Why are there ravens at the Tower of London?

22 Mar

Today’s knowledge quest started off with a focus on Blackadder. Specifically I had it in my mind to find out who wrote Baldrick’s infamous line “I have a cunning plan My Lord”, which so often preceded disaster by mere seconds.

Yet in a strange twist of fate, I ended up veering well and truly off course. And it’s all Wikipedia’s fault.

You see I was reading up on Baldrick when I came upon a suggestion one of the Tower of London ravens was named for the character. And while the inspiration doesn’t seem to have ever been formally acknowledged, it’s held to be true.

So clearly, ravens are a serious business at this most English of historical/tourist attractions. And I wanted to know why.

The answer lies back in the hands of time, with a legend that says the kingdom will fall if the birds ever leave. So Charles II, who ruled in the 1600s, decreed there must always be at least six in residence.

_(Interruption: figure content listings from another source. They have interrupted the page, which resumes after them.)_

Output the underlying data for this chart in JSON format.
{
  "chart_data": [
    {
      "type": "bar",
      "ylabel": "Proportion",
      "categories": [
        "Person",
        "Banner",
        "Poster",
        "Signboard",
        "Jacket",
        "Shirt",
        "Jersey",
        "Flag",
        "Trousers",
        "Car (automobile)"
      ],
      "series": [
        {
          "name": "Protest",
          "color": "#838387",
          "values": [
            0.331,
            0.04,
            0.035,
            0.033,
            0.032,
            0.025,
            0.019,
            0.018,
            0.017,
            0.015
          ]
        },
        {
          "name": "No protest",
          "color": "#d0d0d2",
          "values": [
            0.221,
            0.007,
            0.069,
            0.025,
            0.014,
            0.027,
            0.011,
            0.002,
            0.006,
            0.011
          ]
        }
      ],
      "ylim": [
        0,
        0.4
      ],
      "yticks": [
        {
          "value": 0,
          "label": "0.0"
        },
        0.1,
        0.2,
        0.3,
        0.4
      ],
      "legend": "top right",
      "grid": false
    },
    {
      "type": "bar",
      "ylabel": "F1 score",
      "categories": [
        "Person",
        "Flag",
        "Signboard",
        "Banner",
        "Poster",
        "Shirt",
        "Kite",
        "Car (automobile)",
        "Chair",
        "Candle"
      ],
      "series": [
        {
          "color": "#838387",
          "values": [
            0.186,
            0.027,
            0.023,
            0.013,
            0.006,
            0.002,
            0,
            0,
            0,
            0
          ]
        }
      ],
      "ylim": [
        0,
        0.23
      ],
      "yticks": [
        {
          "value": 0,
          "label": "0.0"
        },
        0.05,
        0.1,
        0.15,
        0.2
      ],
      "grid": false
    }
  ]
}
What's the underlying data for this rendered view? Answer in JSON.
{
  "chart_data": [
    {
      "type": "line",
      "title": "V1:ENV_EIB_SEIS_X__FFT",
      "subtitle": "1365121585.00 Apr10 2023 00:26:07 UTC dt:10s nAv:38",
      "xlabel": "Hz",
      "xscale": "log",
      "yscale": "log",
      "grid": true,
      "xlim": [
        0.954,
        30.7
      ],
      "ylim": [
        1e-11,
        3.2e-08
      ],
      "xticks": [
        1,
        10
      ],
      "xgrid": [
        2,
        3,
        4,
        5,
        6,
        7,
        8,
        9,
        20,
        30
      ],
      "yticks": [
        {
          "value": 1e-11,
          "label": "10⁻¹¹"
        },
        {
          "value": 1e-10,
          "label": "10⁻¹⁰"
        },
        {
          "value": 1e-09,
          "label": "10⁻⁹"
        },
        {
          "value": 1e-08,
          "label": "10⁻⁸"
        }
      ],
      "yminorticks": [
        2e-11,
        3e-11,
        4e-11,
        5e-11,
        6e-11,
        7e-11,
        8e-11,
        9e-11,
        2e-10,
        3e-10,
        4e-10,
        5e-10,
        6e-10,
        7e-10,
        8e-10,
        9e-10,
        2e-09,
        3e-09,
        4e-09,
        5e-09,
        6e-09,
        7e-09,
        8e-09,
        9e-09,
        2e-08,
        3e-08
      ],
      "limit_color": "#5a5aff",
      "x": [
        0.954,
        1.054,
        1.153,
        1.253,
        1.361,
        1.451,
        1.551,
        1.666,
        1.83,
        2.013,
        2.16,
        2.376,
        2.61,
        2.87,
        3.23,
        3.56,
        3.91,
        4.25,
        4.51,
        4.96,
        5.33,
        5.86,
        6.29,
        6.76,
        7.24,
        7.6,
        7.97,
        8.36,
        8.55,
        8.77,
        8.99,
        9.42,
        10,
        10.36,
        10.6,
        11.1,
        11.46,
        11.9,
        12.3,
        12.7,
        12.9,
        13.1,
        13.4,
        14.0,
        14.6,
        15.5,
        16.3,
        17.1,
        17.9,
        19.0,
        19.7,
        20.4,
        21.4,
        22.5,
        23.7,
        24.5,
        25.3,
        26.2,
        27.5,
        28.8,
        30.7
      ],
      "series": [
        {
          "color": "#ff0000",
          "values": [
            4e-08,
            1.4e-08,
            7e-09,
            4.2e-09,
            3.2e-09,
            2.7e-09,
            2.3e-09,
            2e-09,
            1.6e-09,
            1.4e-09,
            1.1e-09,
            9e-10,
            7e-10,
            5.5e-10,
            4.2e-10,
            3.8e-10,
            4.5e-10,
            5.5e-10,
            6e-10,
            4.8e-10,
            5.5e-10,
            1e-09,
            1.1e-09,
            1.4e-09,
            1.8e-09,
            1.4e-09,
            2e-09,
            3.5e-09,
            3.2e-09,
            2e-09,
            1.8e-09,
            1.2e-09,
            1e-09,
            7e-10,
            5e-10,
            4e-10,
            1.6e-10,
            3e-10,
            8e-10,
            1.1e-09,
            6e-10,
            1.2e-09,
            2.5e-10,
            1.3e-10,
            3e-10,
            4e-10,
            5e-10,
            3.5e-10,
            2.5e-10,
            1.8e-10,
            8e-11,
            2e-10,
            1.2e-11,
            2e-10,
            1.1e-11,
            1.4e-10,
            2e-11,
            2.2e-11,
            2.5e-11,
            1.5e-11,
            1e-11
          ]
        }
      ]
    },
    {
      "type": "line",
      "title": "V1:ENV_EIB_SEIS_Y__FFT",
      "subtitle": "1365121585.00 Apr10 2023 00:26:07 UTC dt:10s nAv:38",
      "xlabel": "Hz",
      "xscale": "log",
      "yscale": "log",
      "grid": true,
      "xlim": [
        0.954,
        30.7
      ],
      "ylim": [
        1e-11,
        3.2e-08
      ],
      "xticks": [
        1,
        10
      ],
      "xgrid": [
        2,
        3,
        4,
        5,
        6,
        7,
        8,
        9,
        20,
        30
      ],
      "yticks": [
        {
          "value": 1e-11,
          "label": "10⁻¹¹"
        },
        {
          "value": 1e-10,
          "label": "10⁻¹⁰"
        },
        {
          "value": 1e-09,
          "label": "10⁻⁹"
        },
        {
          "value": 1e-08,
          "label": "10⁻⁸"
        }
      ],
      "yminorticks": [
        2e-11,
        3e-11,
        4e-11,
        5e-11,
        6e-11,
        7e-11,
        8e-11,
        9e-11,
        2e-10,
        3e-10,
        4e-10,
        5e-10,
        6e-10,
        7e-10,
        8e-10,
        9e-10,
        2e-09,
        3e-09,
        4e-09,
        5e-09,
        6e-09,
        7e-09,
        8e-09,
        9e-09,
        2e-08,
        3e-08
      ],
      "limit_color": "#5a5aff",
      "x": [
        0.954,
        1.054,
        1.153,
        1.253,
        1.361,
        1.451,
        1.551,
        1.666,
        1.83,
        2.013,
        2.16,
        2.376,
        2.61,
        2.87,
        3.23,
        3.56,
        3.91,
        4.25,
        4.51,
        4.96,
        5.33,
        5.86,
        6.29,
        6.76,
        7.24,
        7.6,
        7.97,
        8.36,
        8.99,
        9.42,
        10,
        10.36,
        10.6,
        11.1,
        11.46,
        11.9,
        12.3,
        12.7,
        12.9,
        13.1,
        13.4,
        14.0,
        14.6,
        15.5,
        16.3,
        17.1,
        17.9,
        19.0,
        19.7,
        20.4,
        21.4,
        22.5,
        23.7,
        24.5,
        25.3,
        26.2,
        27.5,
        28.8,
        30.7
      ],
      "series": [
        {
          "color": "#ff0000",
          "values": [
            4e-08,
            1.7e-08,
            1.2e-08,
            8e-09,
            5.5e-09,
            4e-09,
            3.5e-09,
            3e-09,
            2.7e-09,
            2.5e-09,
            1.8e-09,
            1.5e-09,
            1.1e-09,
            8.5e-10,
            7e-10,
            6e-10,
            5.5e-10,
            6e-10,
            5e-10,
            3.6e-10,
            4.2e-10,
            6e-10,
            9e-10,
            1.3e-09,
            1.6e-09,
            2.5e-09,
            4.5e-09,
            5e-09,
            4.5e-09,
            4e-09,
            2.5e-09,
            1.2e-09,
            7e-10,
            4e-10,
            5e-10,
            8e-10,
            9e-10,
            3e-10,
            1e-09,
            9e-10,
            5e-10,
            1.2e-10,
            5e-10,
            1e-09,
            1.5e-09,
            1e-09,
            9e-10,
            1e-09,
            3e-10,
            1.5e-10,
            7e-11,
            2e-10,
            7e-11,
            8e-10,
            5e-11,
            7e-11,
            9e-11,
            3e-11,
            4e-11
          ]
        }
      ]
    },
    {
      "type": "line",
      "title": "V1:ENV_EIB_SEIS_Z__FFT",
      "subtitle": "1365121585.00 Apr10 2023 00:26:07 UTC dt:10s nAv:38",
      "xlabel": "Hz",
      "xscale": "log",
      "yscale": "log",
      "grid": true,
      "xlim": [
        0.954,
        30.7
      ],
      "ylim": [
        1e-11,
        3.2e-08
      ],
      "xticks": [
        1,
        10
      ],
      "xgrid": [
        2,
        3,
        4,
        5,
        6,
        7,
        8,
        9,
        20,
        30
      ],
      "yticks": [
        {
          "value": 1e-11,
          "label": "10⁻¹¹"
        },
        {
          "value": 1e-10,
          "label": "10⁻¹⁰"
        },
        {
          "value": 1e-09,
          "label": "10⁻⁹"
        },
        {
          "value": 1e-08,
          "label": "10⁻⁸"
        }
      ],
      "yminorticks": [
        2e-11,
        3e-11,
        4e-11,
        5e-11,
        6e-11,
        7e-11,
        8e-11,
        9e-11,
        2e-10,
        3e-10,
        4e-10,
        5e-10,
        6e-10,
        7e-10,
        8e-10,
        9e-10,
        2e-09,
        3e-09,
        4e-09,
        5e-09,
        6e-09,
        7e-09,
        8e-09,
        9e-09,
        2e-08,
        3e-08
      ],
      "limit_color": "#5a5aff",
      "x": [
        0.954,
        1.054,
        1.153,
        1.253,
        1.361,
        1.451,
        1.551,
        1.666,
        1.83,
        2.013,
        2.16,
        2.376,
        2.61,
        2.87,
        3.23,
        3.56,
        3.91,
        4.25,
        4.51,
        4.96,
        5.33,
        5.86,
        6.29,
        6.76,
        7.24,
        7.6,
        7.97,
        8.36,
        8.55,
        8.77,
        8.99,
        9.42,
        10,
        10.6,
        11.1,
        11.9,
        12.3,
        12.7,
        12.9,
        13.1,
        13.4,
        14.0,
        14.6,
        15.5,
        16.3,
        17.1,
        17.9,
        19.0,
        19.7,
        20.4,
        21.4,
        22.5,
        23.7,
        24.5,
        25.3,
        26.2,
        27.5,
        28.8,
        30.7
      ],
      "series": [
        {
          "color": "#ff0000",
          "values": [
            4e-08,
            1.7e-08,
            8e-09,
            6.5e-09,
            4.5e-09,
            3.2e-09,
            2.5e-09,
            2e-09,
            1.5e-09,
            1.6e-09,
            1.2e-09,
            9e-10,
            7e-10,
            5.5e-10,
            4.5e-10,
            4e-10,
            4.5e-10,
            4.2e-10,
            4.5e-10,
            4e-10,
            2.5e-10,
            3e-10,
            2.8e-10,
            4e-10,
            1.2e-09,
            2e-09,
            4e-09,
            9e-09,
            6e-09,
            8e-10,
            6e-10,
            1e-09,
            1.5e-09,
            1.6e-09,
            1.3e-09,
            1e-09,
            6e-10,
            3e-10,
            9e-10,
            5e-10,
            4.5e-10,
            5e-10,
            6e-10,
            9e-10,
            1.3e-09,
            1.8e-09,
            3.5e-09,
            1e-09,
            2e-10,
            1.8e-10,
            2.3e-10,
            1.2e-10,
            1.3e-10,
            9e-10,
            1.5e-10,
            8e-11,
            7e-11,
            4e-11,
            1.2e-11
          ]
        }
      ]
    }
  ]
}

Responsibility for maintaining the status quo falls to someone called the Raven Master, whose responsibilities range from trimming their feathers to feeding them 6oz of raw meat and blood soaked bird formula biscuits every an egg once a week and an occasional rabbit (apparently the fur is good for them).

You can read more about them here, but the current seven inhabitants – six and a spare – are as follows…

* Porsha (female)
* Hugine (female)
* Pearl (female)
* Erin (female)
* Merlin (female)
* Rocky (male)
* Munin (female)

 Here’s a few other raven facts..

  • The tower’s oldest ever raven resident was Jim Crow, who died at 44.
  • Escapes are rare but do happen. One bird, appropriately called Grog, was last seen outside a pub in 1981.
  • There are also occasional sackings such as George, who was let go in 1986 because he kept chewing on TV antennas. As you do.

And now for a moment of Baldrick.

“I’ve got a plan so cunning you could put a tail on it and call it a weasel.”